Der Generalsekretär der ODM und Senator von Nairobi, Edwin Sifuna, steht vor einer großen politischen Bewährungsprobe. Die Partei hat ihm ein Schreiben mit Fragen zu seinem Verhalten zugestellt und ihm eine Frist bis zum 8. April gesetzt, bevor am 10. April eine Anhörung stattfindet.
Dies folgt auf ein Urteil des Political Parties Disputes Tribunal (PPDT), das ihn stützte und feststellte, dass die ODM nicht alle Schlichtungsmethoden ausgeschöpft hatte, bevor sie versuchte, ihn zu entlassen. Auf der National Delegates Conference (NDC) im letzten Monat erklärte der ODM-Vorsitzende Dr.
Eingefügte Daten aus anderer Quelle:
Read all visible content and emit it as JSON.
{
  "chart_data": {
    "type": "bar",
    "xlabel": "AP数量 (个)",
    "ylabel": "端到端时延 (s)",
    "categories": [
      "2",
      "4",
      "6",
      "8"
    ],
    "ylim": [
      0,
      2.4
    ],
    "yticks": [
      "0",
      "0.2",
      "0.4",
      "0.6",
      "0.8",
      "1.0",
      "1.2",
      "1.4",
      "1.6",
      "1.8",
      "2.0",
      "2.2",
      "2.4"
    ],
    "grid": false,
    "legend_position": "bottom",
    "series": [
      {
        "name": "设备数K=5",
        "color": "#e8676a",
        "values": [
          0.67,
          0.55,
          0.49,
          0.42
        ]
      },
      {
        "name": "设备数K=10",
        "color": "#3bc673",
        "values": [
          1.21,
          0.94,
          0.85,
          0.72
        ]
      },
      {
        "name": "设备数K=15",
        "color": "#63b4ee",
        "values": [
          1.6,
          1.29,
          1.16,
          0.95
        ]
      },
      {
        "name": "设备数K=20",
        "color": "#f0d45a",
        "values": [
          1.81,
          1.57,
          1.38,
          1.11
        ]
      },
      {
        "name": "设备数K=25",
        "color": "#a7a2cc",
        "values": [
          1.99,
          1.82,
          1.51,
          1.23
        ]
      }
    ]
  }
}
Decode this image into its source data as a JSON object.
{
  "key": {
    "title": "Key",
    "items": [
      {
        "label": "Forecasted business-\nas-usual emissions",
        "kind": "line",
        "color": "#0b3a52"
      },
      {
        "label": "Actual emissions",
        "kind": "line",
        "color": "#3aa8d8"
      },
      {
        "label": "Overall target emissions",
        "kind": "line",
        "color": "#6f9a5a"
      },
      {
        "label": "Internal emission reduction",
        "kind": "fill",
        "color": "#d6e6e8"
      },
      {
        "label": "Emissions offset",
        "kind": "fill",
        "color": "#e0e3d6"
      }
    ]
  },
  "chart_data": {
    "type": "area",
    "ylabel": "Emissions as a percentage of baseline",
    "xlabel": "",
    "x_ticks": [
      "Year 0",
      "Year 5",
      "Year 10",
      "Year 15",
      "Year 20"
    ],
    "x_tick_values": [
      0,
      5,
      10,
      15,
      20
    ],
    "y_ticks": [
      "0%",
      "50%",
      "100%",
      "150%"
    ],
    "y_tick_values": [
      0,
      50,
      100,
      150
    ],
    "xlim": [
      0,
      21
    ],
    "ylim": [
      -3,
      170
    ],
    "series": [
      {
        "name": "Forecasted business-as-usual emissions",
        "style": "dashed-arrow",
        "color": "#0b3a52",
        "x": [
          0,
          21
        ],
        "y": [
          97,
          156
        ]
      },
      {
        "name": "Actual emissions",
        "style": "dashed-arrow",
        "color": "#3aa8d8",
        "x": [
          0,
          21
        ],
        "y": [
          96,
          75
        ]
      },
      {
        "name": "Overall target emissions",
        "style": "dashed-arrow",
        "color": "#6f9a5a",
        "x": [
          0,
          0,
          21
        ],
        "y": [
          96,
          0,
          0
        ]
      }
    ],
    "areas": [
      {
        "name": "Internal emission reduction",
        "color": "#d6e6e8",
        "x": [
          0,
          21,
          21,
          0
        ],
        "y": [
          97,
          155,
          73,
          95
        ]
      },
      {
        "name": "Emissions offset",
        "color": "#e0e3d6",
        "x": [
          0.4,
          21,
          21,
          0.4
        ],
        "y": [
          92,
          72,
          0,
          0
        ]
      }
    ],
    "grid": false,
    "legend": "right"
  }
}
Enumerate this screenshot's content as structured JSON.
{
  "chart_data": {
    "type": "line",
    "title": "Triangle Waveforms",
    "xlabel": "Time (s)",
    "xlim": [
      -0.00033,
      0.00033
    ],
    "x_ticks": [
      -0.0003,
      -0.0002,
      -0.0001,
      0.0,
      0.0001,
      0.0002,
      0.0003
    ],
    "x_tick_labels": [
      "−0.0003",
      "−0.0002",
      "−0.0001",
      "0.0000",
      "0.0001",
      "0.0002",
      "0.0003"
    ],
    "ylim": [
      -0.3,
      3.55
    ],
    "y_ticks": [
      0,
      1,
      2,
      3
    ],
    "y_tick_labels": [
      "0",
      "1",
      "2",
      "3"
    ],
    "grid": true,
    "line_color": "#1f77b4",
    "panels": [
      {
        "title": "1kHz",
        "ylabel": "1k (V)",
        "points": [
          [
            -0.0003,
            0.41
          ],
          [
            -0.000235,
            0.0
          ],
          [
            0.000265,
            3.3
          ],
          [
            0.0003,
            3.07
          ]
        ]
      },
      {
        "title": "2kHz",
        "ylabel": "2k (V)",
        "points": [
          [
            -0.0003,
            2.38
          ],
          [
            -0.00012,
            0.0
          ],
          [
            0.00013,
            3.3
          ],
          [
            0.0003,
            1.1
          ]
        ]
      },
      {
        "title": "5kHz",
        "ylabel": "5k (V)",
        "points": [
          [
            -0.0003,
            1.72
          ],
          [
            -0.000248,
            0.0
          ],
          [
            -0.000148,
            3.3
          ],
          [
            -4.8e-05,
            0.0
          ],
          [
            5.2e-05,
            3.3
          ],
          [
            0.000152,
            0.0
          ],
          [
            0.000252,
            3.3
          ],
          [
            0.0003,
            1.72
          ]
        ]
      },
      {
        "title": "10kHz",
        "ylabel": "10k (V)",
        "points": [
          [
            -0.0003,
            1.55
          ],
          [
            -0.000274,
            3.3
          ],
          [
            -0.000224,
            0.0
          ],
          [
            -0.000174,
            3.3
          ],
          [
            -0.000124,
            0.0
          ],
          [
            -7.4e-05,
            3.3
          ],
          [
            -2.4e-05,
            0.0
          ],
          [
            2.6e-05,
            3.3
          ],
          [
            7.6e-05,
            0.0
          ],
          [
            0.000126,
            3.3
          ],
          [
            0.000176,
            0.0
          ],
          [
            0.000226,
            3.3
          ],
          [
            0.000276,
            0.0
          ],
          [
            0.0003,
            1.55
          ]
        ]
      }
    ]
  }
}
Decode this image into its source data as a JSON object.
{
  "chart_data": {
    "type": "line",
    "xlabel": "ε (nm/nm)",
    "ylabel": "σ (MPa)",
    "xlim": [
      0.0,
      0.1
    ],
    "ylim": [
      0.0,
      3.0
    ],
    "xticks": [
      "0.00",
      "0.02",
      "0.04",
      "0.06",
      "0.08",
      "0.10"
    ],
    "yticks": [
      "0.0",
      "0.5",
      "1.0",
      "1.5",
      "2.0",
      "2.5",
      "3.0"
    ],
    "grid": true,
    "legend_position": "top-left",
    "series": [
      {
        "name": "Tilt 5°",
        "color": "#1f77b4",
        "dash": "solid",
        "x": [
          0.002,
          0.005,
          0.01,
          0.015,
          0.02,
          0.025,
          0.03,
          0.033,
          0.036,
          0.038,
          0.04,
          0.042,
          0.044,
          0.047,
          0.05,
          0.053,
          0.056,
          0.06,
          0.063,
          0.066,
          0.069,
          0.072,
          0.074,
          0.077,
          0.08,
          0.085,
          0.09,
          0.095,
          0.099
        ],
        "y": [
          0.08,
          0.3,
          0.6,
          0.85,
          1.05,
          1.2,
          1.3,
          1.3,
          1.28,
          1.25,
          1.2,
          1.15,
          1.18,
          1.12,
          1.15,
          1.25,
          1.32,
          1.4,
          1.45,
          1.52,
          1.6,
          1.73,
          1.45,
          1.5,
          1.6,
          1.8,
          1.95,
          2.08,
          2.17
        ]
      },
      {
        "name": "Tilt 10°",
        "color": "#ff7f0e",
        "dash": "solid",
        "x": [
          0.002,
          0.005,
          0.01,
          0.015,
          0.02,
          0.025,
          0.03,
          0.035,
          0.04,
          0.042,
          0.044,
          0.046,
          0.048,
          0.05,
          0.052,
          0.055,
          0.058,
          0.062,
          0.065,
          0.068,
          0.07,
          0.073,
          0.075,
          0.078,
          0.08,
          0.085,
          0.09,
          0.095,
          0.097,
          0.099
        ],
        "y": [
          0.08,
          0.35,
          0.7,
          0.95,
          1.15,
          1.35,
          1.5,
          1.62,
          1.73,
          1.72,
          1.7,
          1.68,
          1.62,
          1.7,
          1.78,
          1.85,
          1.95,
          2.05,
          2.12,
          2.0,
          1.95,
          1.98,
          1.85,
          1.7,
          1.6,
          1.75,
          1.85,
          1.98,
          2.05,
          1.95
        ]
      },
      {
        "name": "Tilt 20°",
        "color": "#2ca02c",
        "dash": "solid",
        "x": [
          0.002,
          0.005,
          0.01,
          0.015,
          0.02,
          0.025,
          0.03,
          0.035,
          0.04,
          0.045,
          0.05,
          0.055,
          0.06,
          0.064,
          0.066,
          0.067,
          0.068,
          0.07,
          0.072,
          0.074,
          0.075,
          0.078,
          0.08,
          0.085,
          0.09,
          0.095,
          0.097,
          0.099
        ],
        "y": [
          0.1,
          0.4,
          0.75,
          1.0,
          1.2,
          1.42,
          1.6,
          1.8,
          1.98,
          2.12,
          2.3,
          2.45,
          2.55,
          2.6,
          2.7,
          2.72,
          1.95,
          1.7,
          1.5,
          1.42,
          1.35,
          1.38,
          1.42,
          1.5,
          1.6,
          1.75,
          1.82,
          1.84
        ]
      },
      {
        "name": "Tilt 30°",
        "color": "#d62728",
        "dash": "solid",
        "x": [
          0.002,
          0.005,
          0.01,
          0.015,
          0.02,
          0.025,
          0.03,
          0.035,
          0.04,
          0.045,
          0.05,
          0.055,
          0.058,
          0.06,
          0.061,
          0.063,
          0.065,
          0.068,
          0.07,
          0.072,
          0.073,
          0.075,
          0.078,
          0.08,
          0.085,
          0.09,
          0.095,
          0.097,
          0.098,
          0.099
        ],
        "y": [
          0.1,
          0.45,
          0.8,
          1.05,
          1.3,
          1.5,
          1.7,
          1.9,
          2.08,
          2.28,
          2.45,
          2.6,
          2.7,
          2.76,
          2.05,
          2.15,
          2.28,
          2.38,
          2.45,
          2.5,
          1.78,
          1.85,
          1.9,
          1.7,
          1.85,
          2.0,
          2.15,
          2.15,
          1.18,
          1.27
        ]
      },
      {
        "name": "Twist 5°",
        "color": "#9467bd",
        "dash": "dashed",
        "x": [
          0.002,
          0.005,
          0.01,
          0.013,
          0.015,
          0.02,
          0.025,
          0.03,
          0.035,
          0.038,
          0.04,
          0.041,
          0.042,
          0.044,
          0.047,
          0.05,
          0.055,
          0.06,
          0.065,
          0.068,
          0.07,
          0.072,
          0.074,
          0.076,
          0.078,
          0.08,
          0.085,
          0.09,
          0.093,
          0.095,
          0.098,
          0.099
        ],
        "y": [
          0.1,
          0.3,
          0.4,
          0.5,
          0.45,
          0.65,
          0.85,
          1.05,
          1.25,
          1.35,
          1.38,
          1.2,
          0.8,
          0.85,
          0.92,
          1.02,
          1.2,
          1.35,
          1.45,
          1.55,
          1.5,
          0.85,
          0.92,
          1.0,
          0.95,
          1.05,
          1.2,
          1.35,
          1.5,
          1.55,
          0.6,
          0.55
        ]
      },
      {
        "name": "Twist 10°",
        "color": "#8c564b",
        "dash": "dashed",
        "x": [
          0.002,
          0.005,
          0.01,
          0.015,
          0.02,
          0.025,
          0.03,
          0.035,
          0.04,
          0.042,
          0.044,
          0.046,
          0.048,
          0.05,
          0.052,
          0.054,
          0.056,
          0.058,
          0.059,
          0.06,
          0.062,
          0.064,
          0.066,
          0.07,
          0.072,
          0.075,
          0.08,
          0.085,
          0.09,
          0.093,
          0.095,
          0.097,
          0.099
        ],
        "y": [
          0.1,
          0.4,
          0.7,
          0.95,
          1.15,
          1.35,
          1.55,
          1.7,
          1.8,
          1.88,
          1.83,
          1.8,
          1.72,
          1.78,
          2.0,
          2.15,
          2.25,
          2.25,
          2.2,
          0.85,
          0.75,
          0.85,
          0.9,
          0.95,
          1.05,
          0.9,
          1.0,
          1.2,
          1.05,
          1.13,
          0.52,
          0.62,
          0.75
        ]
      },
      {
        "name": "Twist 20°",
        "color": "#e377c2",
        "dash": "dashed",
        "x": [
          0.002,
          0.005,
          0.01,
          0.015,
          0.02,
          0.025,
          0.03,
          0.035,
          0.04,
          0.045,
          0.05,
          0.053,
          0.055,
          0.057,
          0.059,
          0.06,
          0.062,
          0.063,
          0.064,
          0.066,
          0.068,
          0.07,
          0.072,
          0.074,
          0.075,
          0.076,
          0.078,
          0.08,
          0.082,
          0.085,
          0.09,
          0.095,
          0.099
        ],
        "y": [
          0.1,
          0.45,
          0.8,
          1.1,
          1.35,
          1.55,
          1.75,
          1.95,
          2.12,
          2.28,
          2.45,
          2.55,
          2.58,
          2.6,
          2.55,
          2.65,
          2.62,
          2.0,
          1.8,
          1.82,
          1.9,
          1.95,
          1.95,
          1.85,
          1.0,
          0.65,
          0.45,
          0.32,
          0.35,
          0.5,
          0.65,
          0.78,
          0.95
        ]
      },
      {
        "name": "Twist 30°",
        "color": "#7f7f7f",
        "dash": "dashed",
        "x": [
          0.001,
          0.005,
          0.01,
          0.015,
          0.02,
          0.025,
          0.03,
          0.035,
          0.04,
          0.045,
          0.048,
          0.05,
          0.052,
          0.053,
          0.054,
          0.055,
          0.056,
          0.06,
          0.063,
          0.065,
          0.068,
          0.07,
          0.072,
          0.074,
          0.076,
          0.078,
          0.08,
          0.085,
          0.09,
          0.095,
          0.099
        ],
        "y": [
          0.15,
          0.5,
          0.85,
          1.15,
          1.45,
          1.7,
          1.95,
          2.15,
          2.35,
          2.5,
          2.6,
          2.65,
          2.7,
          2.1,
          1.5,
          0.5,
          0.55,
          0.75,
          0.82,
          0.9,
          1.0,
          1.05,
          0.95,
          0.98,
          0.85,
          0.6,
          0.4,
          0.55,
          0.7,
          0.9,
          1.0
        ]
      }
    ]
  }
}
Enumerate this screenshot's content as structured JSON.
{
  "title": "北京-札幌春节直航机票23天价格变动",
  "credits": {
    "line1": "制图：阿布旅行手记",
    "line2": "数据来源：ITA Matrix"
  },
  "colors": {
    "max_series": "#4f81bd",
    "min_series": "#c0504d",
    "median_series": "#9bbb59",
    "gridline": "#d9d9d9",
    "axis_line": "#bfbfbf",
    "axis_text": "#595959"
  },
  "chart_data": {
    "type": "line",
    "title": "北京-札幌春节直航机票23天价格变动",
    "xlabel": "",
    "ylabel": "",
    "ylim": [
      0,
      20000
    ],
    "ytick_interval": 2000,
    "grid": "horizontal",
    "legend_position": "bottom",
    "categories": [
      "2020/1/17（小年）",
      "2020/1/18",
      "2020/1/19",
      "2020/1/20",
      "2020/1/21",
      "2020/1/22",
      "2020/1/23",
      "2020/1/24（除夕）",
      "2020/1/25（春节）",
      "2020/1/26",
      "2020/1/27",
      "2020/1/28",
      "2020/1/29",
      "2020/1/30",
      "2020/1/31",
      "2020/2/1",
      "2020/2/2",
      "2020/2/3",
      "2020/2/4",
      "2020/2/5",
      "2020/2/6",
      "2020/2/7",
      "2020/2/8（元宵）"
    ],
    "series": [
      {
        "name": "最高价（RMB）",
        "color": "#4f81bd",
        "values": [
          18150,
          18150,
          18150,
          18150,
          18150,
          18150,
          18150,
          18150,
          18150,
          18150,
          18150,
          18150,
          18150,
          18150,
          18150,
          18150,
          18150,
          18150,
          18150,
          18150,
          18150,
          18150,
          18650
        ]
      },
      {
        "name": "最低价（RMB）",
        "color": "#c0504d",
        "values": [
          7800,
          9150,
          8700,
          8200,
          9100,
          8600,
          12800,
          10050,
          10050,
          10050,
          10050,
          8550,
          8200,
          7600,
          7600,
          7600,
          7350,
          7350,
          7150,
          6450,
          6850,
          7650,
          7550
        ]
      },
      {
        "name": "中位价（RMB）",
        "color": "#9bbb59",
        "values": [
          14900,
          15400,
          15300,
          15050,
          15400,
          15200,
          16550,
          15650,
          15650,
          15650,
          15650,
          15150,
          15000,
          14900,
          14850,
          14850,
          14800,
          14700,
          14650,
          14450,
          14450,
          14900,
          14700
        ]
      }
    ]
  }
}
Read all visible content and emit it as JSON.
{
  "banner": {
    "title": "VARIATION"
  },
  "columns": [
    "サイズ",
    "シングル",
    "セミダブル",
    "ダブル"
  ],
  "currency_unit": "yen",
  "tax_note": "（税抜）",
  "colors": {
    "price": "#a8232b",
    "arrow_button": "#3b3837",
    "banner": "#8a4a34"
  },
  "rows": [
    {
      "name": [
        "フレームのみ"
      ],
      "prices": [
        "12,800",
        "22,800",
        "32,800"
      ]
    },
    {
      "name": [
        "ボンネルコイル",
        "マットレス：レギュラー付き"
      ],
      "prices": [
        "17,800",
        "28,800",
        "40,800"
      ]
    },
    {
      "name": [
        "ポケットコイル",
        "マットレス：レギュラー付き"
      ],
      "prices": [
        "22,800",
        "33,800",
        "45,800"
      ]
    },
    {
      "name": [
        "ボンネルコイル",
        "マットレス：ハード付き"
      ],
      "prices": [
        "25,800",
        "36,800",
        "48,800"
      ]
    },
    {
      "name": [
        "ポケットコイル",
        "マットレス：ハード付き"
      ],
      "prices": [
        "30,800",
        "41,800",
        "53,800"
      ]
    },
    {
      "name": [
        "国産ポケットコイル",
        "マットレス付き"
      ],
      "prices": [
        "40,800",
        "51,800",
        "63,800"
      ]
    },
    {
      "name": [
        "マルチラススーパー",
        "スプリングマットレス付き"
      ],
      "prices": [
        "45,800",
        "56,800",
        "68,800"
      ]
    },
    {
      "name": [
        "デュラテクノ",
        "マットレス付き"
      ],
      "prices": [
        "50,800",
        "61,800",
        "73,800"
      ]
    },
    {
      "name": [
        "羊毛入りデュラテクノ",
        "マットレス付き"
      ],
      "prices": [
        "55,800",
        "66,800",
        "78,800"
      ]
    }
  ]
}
Oburu Oginga, dass es keine Toleranz für interne Gegner geben werde und er Disziplin durchsetzen werde.
Analysten äußerten sich unterschiedlich. Der Abgeordnete Ngunjiri Wambugu riet ihm, um seine Position innerhalb der ODM zu kämpfen: „Ich rate ihm, um seine Position in der Partei zu kämpfen, denn selbst wenn er nicht alles bekommt, wird er es schaffen, etwas zu erreichen.“ Senator Godfrey Osotsi sagte, er habe keine Chance, sein Amt zu retten, und warf ihm vor, mit Präsident Ruto zusammenzuarbeiten.
Sifuna könnte in der ODM bleiben, um sich der Regierung von Präsident William Ruto entgegenzustellen, eine neue Partei gründen oder sich der Oppositionskoalition anschließen. In einem Interview mit NTV erklärte er: „Ich möchte all jenen versichern, die glauben, dass unser Land keine weitere Amtszeit unter Ruto vertragen kann.“ Es kursieren Gerüchte über die mögliche Gründung einer neuen Partei mit Führungspersönlichkeiten wie James Orengo und Babu Owino.